While attending a wedding in the small town of Belmond, Iowa a few weeks ago we stayed at a lovely, local bed and breakfast called Klemme House. Named after Ray and Lucy Klemme, the couple who built the house, this B & B has a rustic charm. If you Google Ray or Lucy Klemme you won’t find out much. You have to speak to someone who has heard their story passed down from generation to generation – mostly by word of mouth.

The Klemmes were a prominent family in this Iowa community who actually founded a town by the same name about 19 miles north of Belmond. However, when Ray and Lucy Klemme decided to marry in 1910, they settled in Belmond where they raised three sons.
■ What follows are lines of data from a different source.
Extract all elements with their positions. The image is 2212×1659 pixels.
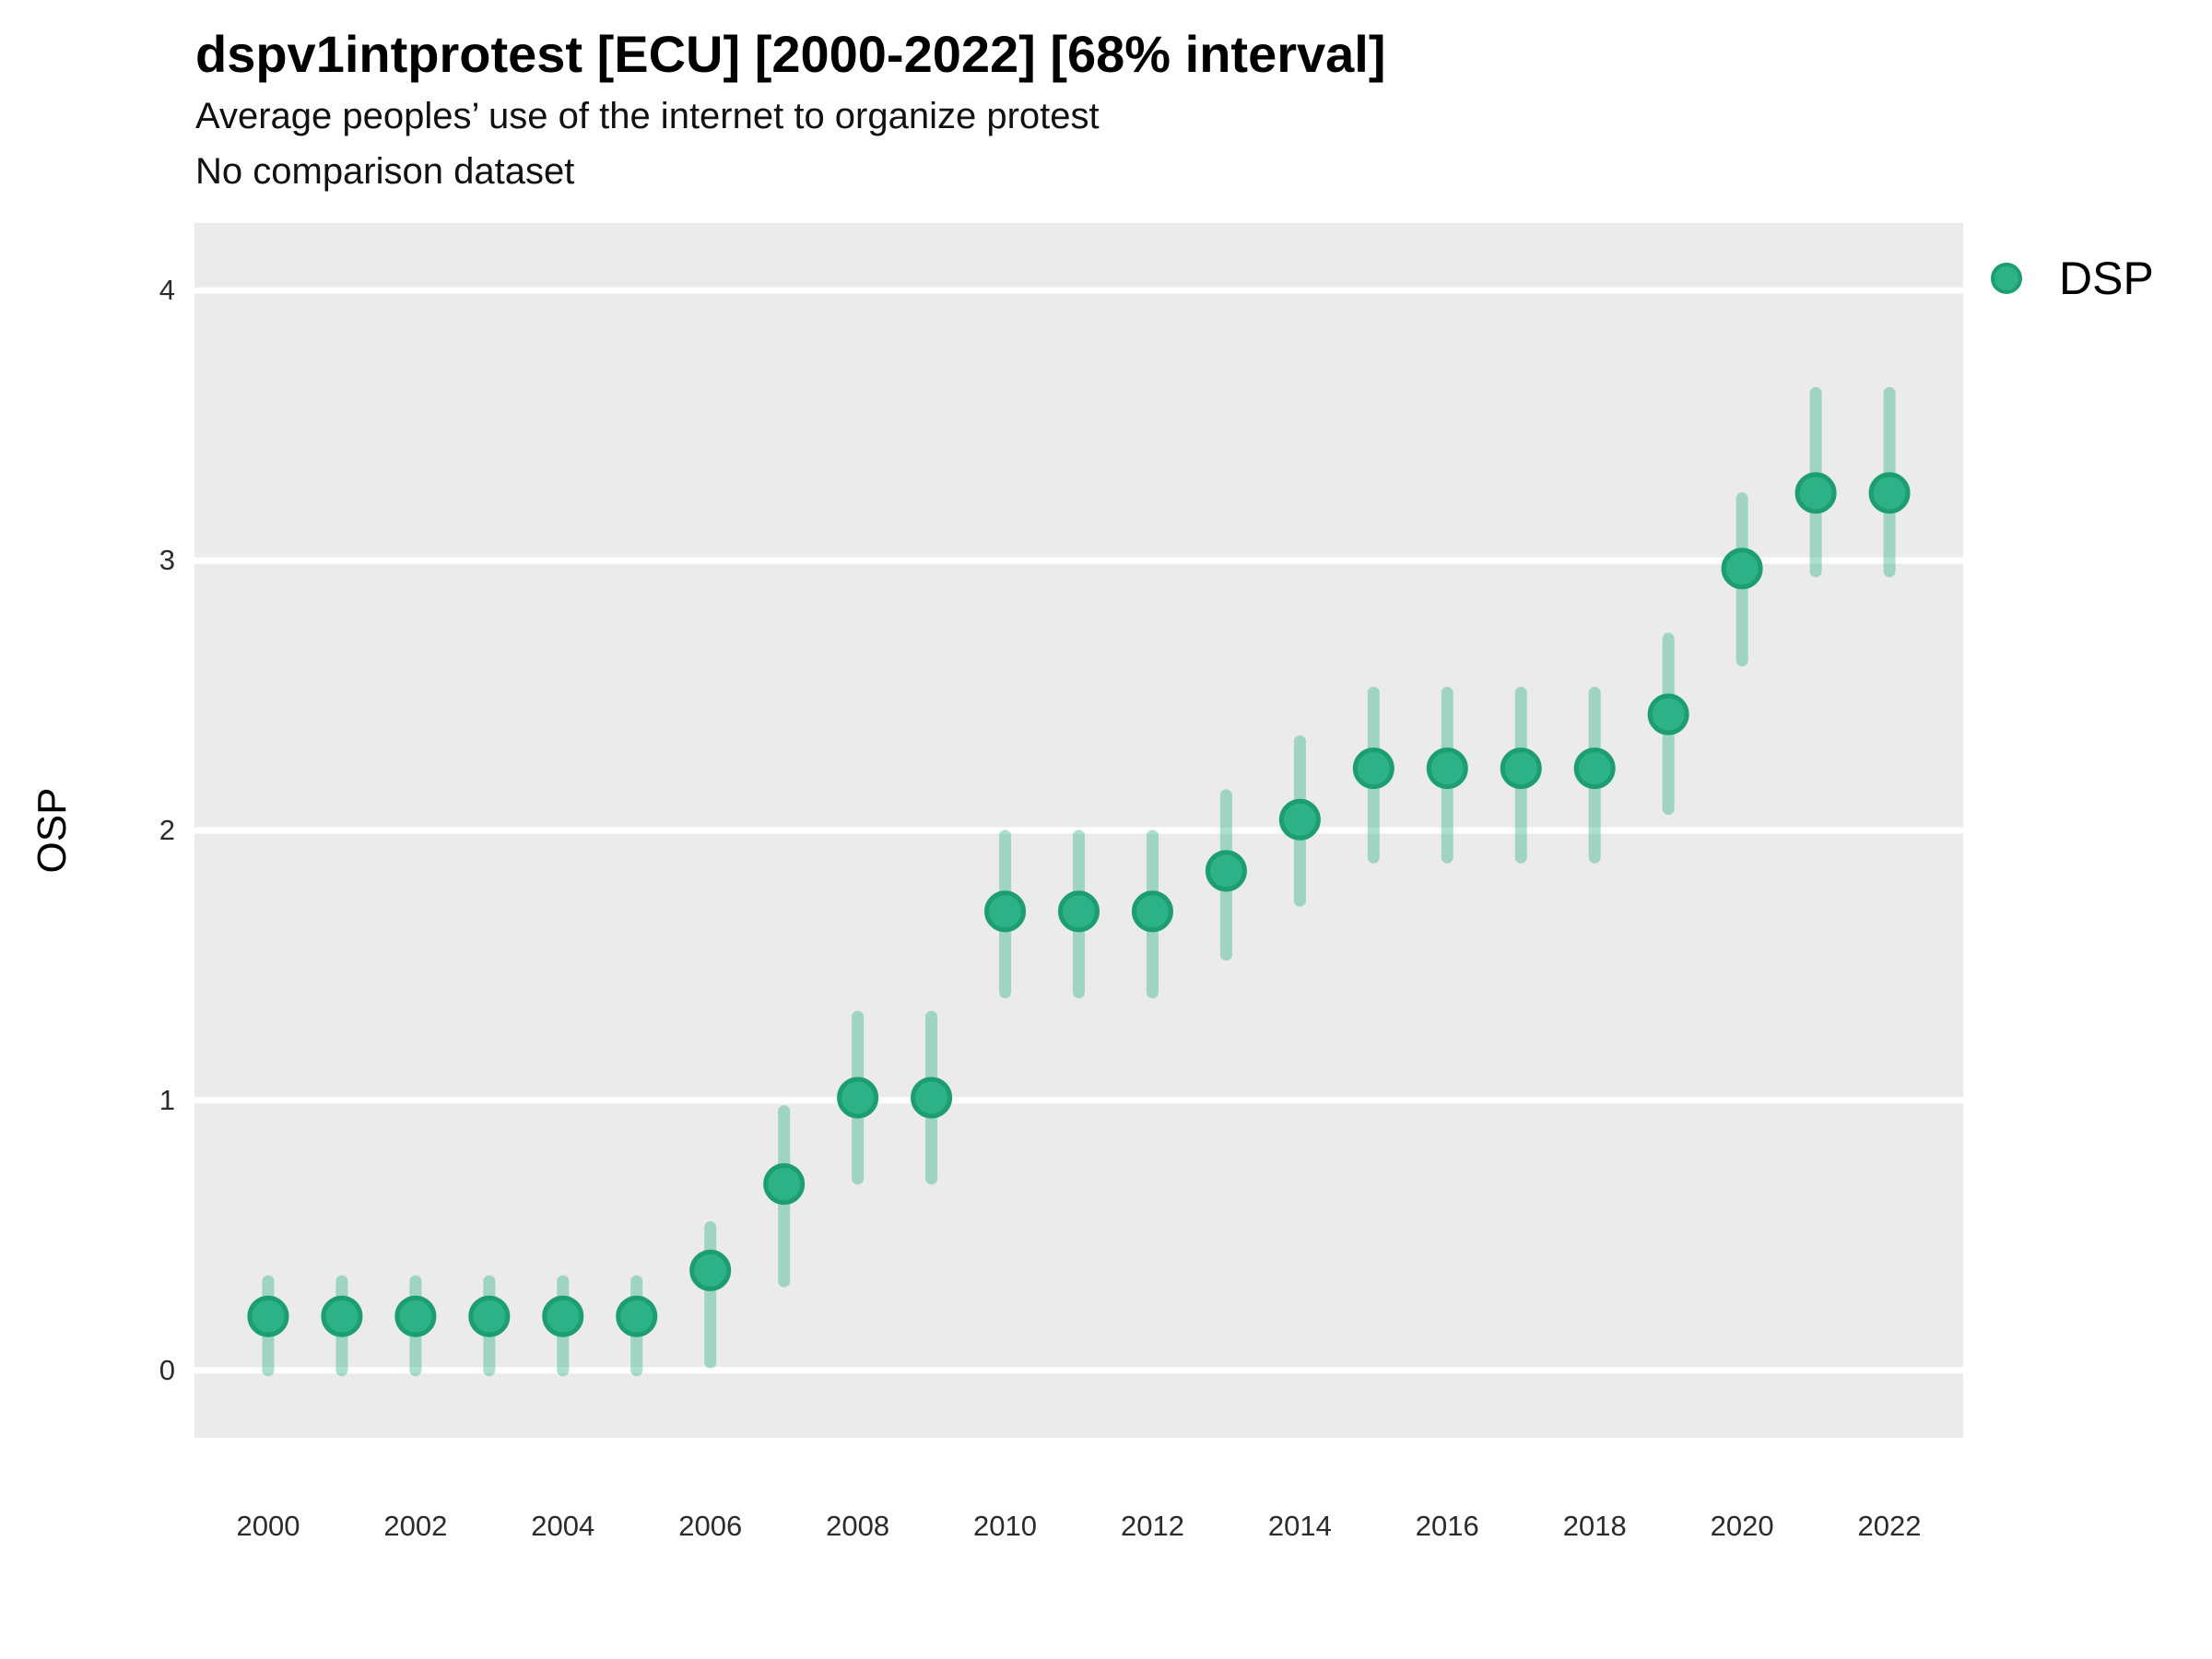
data-point — [1278, 798, 1321, 841]
x-tick-label: 2002 — [383, 1510, 448, 1542]
data-point — [1205, 850, 1247, 892]
data-point — [1868, 472, 1911, 514]
x-tick-label: 2008 — [826, 1510, 890, 1542]
x-tick-label: 2018 — [1562, 1510, 1627, 1542]
y-tick-label: 4 — [159, 274, 175, 307]
data-point — [616, 1295, 658, 1337]
data-point — [1500, 747, 1542, 790]
data-point — [247, 1295, 289, 1337]
x-tick-label: 2014 — [1267, 1510, 1332, 1542]
y-tick-label: 0 — [159, 1353, 175, 1386]
x-tick-label: 2022 — [1857, 1510, 1922, 1542]
chart-subtitle: Average peoples’ use of the internet to … — [195, 96, 1100, 136]
y-tick-label: 1 — [159, 1083, 175, 1116]
data-point — [1352, 747, 1394, 790]
x-tick-label: 2004 — [531, 1510, 595, 1542]
x-tick-label: 2020 — [1710, 1510, 1774, 1542]
chart-title: dspv1intprotest [ECU] [2000-2022] [68% i… — [195, 25, 1386, 83]
data-point — [542, 1295, 584, 1337]
legend: DSP — [1991, 254, 2154, 302]
data-point — [1647, 693, 1689, 735]
data-point — [1058, 890, 1100, 933]
data-point — [1794, 472, 1837, 514]
data-point — [1131, 890, 1173, 933]
x-tick-label: 2006 — [678, 1510, 743, 1542]
data-point — [1426, 747, 1468, 790]
plot-canvas — [194, 287, 1963, 1377]
data-point — [468, 1295, 511, 1337]
data-point — [394, 1295, 437, 1337]
data-point — [321, 1295, 363, 1337]
data-point — [1721, 547, 1763, 590]
chart-comparison-note: No comparison dataset — [195, 151, 575, 192]
data-point — [763, 1163, 806, 1206]
data-point — [837, 1077, 879, 1119]
legend-dot-icon — [1991, 263, 2022, 294]
x-tick-label: 2010 — [973, 1510, 1038, 1542]
y-tick-label: 2 — [159, 814, 175, 846]
x-tick-label: 2012 — [1120, 1510, 1184, 1542]
data-point — [689, 1249, 732, 1291]
y-tick-label: 3 — [159, 544, 175, 577]
legend-label: DSP — [2059, 253, 2154, 304]
x-tick-label: 2016 — [1415, 1510, 1479, 1542]
data-point — [1573, 747, 1616, 790]
x-tick-label: 2000 — [236, 1510, 300, 1542]
plot-panel — [194, 223, 1963, 1438]
data-point — [984, 890, 1027, 933]
data-point — [911, 1077, 953, 1119]
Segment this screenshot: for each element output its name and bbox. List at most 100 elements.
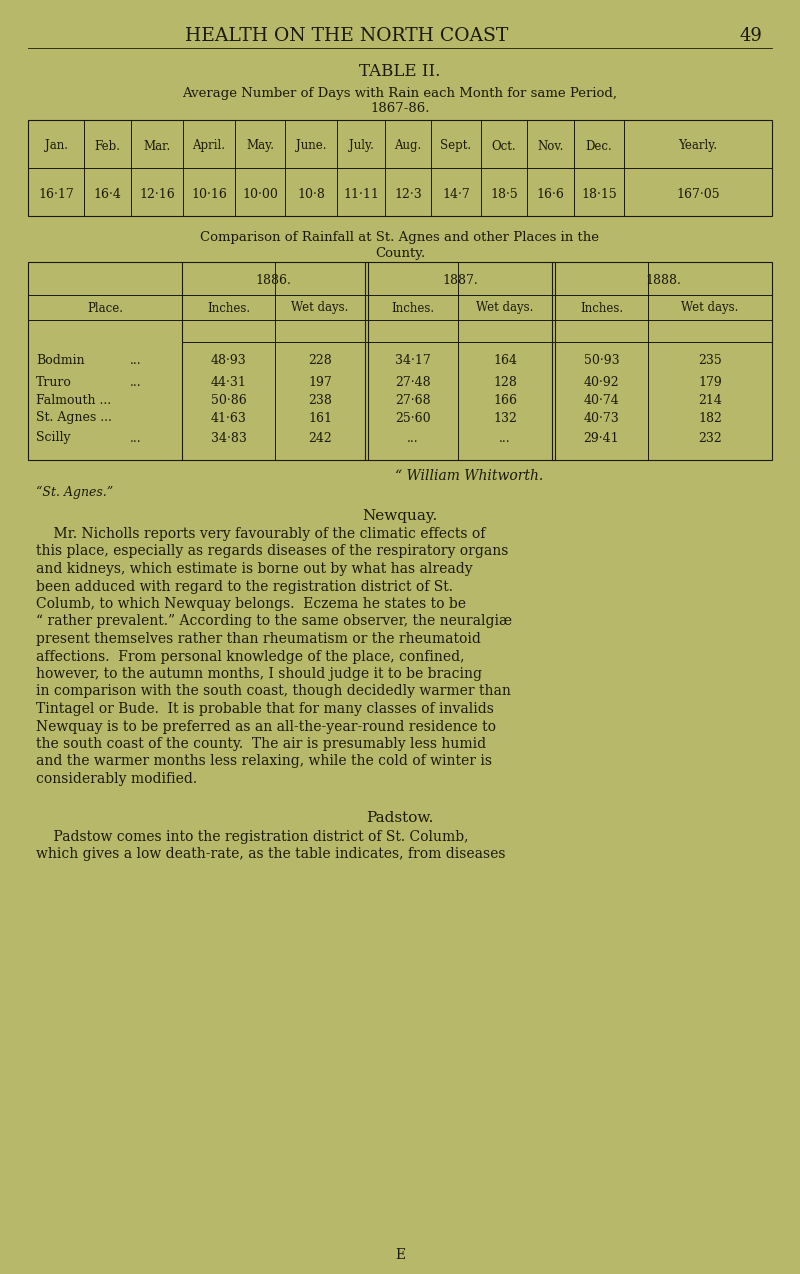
Text: Comparison of Rainfall at St. Agnes and other Places in the: Comparison of Rainfall at St. Agnes and … (201, 232, 599, 245)
Text: Aug.: Aug. (394, 139, 422, 153)
Text: 16·4: 16·4 (94, 189, 122, 201)
Text: 50·86: 50·86 (210, 394, 246, 406)
Text: considerably modified.: considerably modified. (36, 772, 197, 786)
Text: “St. Agnes.”: “St. Agnes.” (36, 485, 113, 498)
Text: Truro: Truro (36, 376, 72, 389)
Text: 44·31: 44·31 (210, 376, 246, 389)
Text: 50·93: 50·93 (584, 353, 619, 367)
Text: and the warmer months less relaxing, while the cold of winter is: and the warmer months less relaxing, whi… (36, 754, 492, 768)
Text: 40·74: 40·74 (584, 394, 619, 406)
Text: June.: June. (296, 139, 326, 153)
Text: 40·92: 40·92 (584, 376, 619, 389)
Text: Tintagel or Bude.  It is probable that for many classes of invalids: Tintagel or Bude. It is probable that fo… (36, 702, 494, 716)
Text: Wet days.: Wet days. (682, 302, 738, 315)
Text: Dec.: Dec. (586, 139, 612, 153)
Text: “ William Whitworth.: “ William Whitworth. (395, 469, 543, 483)
Text: Falmouth ...: Falmouth ... (36, 394, 111, 406)
Text: 10·8: 10·8 (297, 189, 325, 201)
Text: Wet days.: Wet days. (291, 302, 349, 315)
Text: 238: 238 (308, 394, 332, 406)
Text: 182: 182 (698, 412, 722, 424)
Text: the south coast of the county.  The air is presumably less humid: the south coast of the county. The air i… (36, 736, 486, 750)
Text: 228: 228 (308, 353, 332, 367)
Text: 27·48: 27·48 (395, 376, 431, 389)
Text: 1867-86.: 1867-86. (370, 102, 430, 116)
Text: 10·00: 10·00 (242, 189, 278, 201)
Text: 166: 166 (493, 394, 517, 406)
Text: 34·83: 34·83 (210, 432, 246, 445)
Text: Inches.: Inches. (207, 302, 250, 315)
Text: Yearly.: Yearly. (678, 139, 718, 153)
Text: Sept.: Sept. (441, 139, 471, 153)
Text: Feb.: Feb. (94, 139, 121, 153)
Text: however, to the autumn months, I should judge it to be bracing: however, to the autumn months, I should … (36, 668, 482, 682)
Bar (28, 120, 772, 217)
Text: affections.  From personal knowledge of the place, confined,: affections. From personal knowledge of t… (36, 650, 465, 664)
Text: 128: 128 (493, 376, 517, 389)
Text: 1887.: 1887. (442, 274, 478, 287)
Text: 132: 132 (493, 412, 517, 424)
Text: Padstow.: Padstow. (366, 812, 434, 826)
Text: ...: ... (130, 432, 142, 445)
Text: 14·7: 14·7 (442, 189, 470, 201)
Text: 197: 197 (308, 376, 332, 389)
Text: 34·17: 34·17 (395, 353, 431, 367)
Text: “ rather prevalent.” According to the same observer, the neuralgiæ: “ rather prevalent.” According to the sa… (36, 614, 512, 628)
Text: May.: May. (246, 139, 274, 153)
Text: 48·93: 48·93 (210, 353, 246, 367)
Text: ...: ... (130, 353, 142, 367)
Text: 25·60: 25·60 (395, 412, 431, 424)
Text: April.: April. (193, 139, 226, 153)
Text: 232: 232 (698, 432, 722, 445)
Text: HEALTH ON THE NORTH COAST: HEALTH ON THE NORTH COAST (185, 27, 508, 45)
Text: 179: 179 (698, 376, 722, 389)
Text: 235: 235 (698, 353, 722, 367)
Text: Padstow comes into the registration district of St. Columb,: Padstow comes into the registration dist… (36, 829, 469, 843)
Text: Mar.: Mar. (143, 139, 170, 153)
Text: 16·6: 16·6 (537, 189, 565, 201)
Text: Oct.: Oct. (492, 139, 516, 153)
Text: 1888.: 1888. (646, 274, 682, 287)
Text: E: E (395, 1249, 405, 1263)
Text: Scilly: Scilly (36, 432, 70, 445)
Text: 12·16: 12·16 (139, 189, 175, 201)
Text: Inches.: Inches. (580, 302, 623, 315)
Text: 41·63: 41·63 (210, 412, 246, 424)
Text: Nov.: Nov. (538, 139, 564, 153)
Text: Average Number of Days with Rain each Month for same Period,: Average Number of Days with Rain each Mo… (182, 88, 618, 101)
Text: Newquay is to be preferred as an all-the-year-round residence to: Newquay is to be preferred as an all-the… (36, 720, 496, 734)
Text: 242: 242 (308, 432, 332, 445)
Text: 214: 214 (698, 394, 722, 406)
Text: 11·11: 11·11 (343, 189, 379, 201)
Text: 27·68: 27·68 (395, 394, 431, 406)
Text: 16·17: 16·17 (38, 189, 74, 201)
Text: Bodmin: Bodmin (36, 353, 85, 367)
Text: Jan.: Jan. (45, 139, 67, 153)
Text: this place, especially as regards diseases of the respiratory organs: this place, especially as regards diseas… (36, 544, 508, 558)
Text: and kidneys, which estimate is borne out by what has already: and kidneys, which estimate is borne out… (36, 562, 473, 576)
Text: ...: ... (499, 432, 511, 445)
Text: 12·3: 12·3 (394, 189, 422, 201)
Text: 1886.: 1886. (255, 274, 291, 287)
Text: 18·5: 18·5 (490, 189, 518, 201)
Text: 40·73: 40·73 (584, 412, 619, 424)
Bar (28, 262, 772, 460)
Text: Inches.: Inches. (391, 302, 434, 315)
Text: July.: July. (349, 139, 374, 153)
Text: Place.: Place. (87, 302, 123, 315)
Text: ...: ... (130, 376, 142, 389)
Text: 49: 49 (739, 27, 762, 45)
Text: 10·16: 10·16 (191, 189, 227, 201)
Text: which gives a low death-rate, as the table indicates, from diseases: which gives a low death-rate, as the tab… (36, 847, 506, 861)
Text: 18·15: 18·15 (581, 189, 617, 201)
Text: 167·05: 167·05 (676, 189, 720, 201)
Text: Newquay.: Newquay. (362, 510, 438, 524)
Text: in comparison with the south coast, though decidedly warmer than: in comparison with the south coast, thou… (36, 684, 511, 698)
Text: Wet days.: Wet days. (476, 302, 534, 315)
Text: 161: 161 (308, 412, 332, 424)
Text: TABLE II.: TABLE II. (359, 64, 441, 80)
Text: Columb, to which Newquay belongs.  Eczema he states to be: Columb, to which Newquay belongs. Eczema… (36, 598, 466, 612)
Text: been adduced with regard to the registration district of St.: been adduced with regard to the registra… (36, 580, 453, 594)
Text: present themselves rather than rheumatism or the rheumatoid: present themselves rather than rheumatis… (36, 632, 481, 646)
Text: ...: ... (407, 432, 419, 445)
The Klemme family owned the lumberyard, furniture store, and funeral home. In addition to running those businesses Ray was a pioneer in casting cement so he started a concrete company and later a portable farm building company. He was an inventor, president of an insurance company, plus served on town committees such as the library board.

Lucy was heavily involved in community activities. She played the piano in church plus directed the choir. She ran the local Red Cross, helped with food ration stamps during WW 2, and was a member of the Century Club, Kensington Club, and Progress Club. She was also quite artistic. Klemme House has some placemats and napkins made by Lucy, plus one of her hand painted teacups and saucers.

Lucy continued her community involvement even in her old age. After Ray died and Lucy aged to the point she couldn’t get around as well as she used to, the hospital auxiliary called to let her know they were starting a new shut-ins visitation program. They were about to ask when they could come see her when she said, “That’s a great idea. Who do you want me to visit?”

Klemme House has the original hardwood floors, actually made from the Klemme Lumber Company, and woodwork including 12 inch baseboards. You just don’t see this kind of craftsmanship anymore. Original ceiling beams highlight the living room. The original pewter chandelier in the dining room where two dress forms display Lucy’s wedding dress and Ray’s Knights of Columbus uniform.

I find it so interesting to stay in a house such as this. Each home has a story. As the old saying goes, “If only these walls could talk, what a story they could tell.”  It was fun to sip coffee with the current owners, Al and Connie Mattison, and learn about the heritage of this fine, old house.

Oddly enough, the Mattisons aren’t related to the Klemmes. Years after the Klemmes moved away, the Mattisons moved down the street from the deteriorating house. That’s when Connie fell in love with it and even had dreams about how she would restore and decorate it one day. It was out of their price range, but they thought if they could use it as a bed and breakfast perhaps they could afford to live there. So when the house came on the market in 1997 they bought it, started remodeling, and officially opened Klemme House in February 1998.

Although located in a small town, Klemme House does a lot of business. The Mattisons continue to gather information about the original owners. The Klemme family is delighted that someone has taken an interest in their heritage. Through others, their legacy lives on.

But here’s the point, not every interesting or even important person can be found with Google. In fact, most of the people we meet in life won’t be found on the Internet. However each is unique in God’s eyes. Each has a specific journey he/she is on. Each has a story or two they could share if we only took the time to ask them.